Oh, a fun word problem.

#### Explanation:

Okay.

Let C be the clown, and T be the trapeze artist.

We can form these equations:

(1) C = T + 60 lbs
(60 lbs more than the trapeze artist), and

(2) T = 2/3 * C
(only 2/3 as much as the clown),

giving us a system of two equations in two variables.

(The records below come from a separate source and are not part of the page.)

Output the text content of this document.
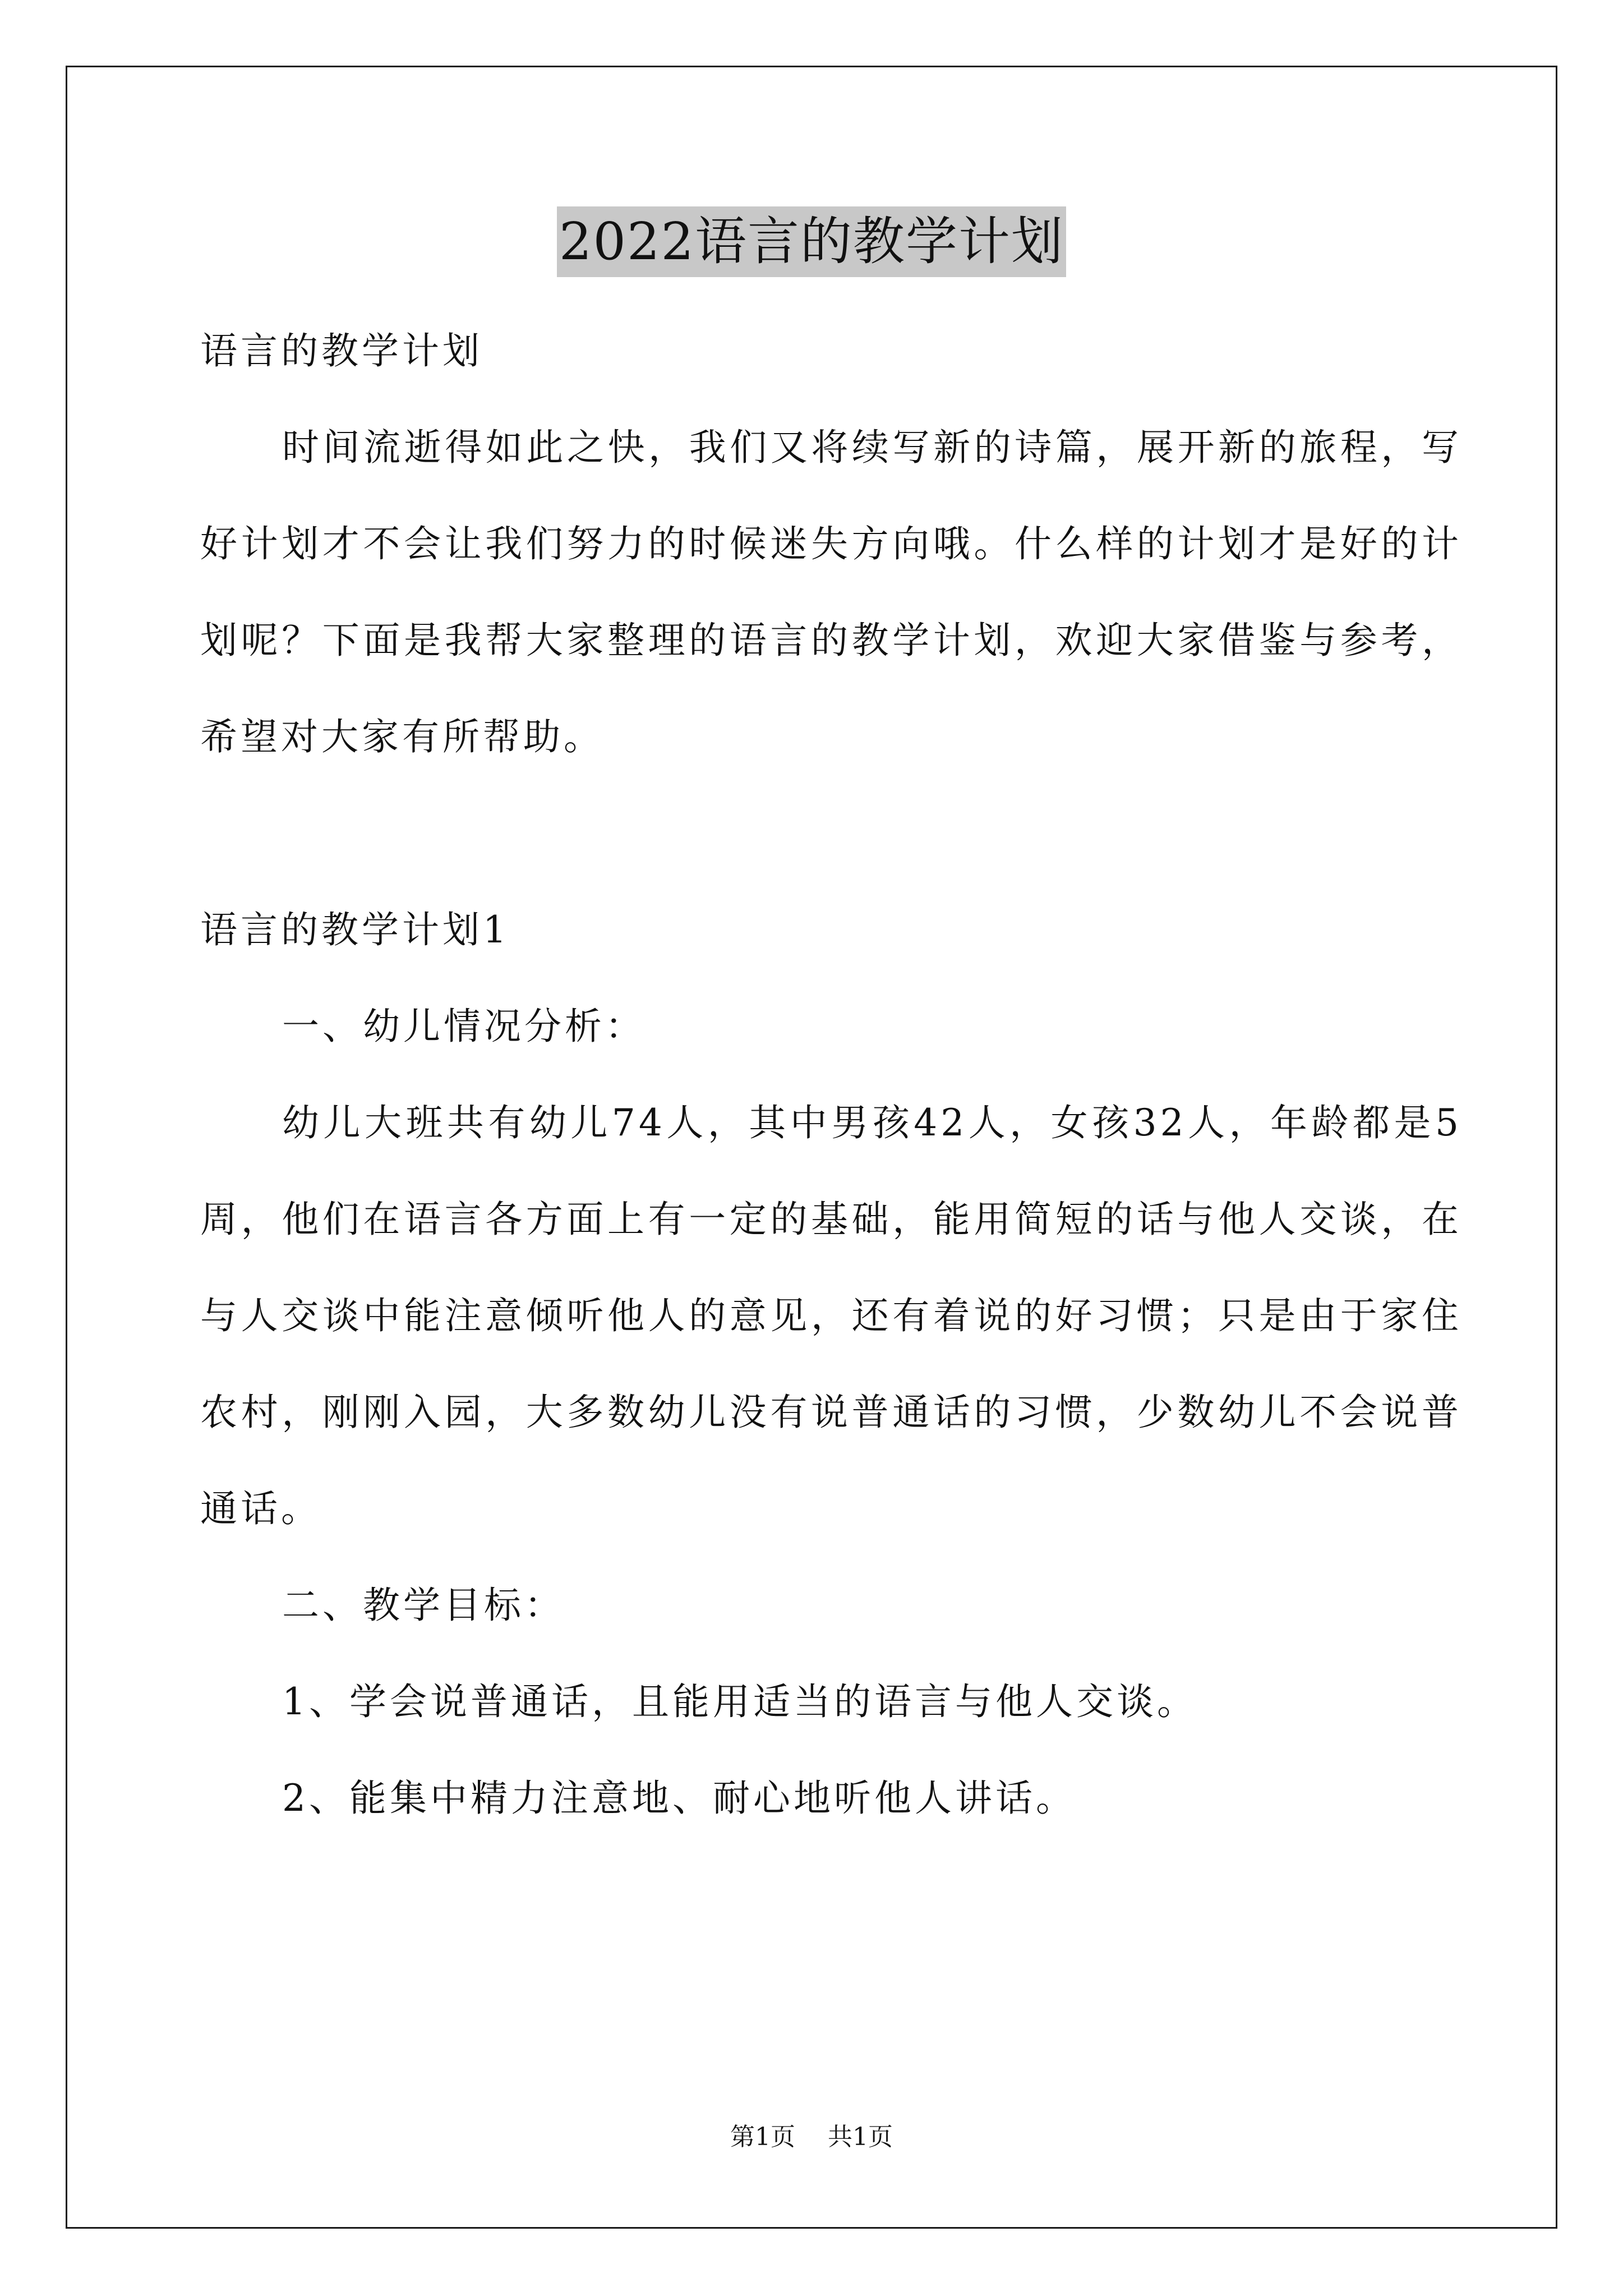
2022语言的教学计划

语言的教学计划

时间流逝得如此之快，我们又将续写新的诗篇，展开新的旅程，写好计划才不会让我们努力的时候迷失方向哦。什么样的计划才是好的计划呢？下面是我帮大家整理的语言的教学计划，欢迎大家借鉴与参考，希望对大家有所帮助。

语言的教学计划1

一、幼儿情况分析：

幼儿大班共有幼儿74人，其中男孩42人，女孩32人，年龄都是5周，他们在语言各方面上有一定的基础，能用简短的话与他人交谈，在与人交谈中能注意倾听他人的意见，还有着说的好习惯；只是由于家住农村，刚刚入园，大多数幼儿没有说普通话的习惯，少数幼儿不会说普通话。

二、教学目标：

1、学会说普通话，且能用适当的语言与他人交谈。

2、能集中精力注意地、耐心地听他人讲话。

第1页 共1页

Let's take the expression for the Clown, T + 60, and substitute it in for C in the other equation:

T = 2/3*( T + 60)

giving us

T = (2/3)T + (2/3)(60) [subtract (2/3)*T from both sides] =>

T - (2/3)T = (2*60)/ 3 =>

T/3 = 120/3 =>

T/3 = 40 =>

T = 40*3 =>

T = 120,
which means that the Clown weighs

T + 60, or 120 + 60 = 180.

So, the Clown weighs 180 lbs and
the Trapeze artist weighs 120 lbs.

Let's see if this is correct.

Our two equations are:

(1) C = T + 60 lbs
and
(2) T = 2/3 * C

180 does = 120 + 60, and
120 does = 2/3 times 180.

[One-third of 180 is 60, and 60 times 2 is 120.]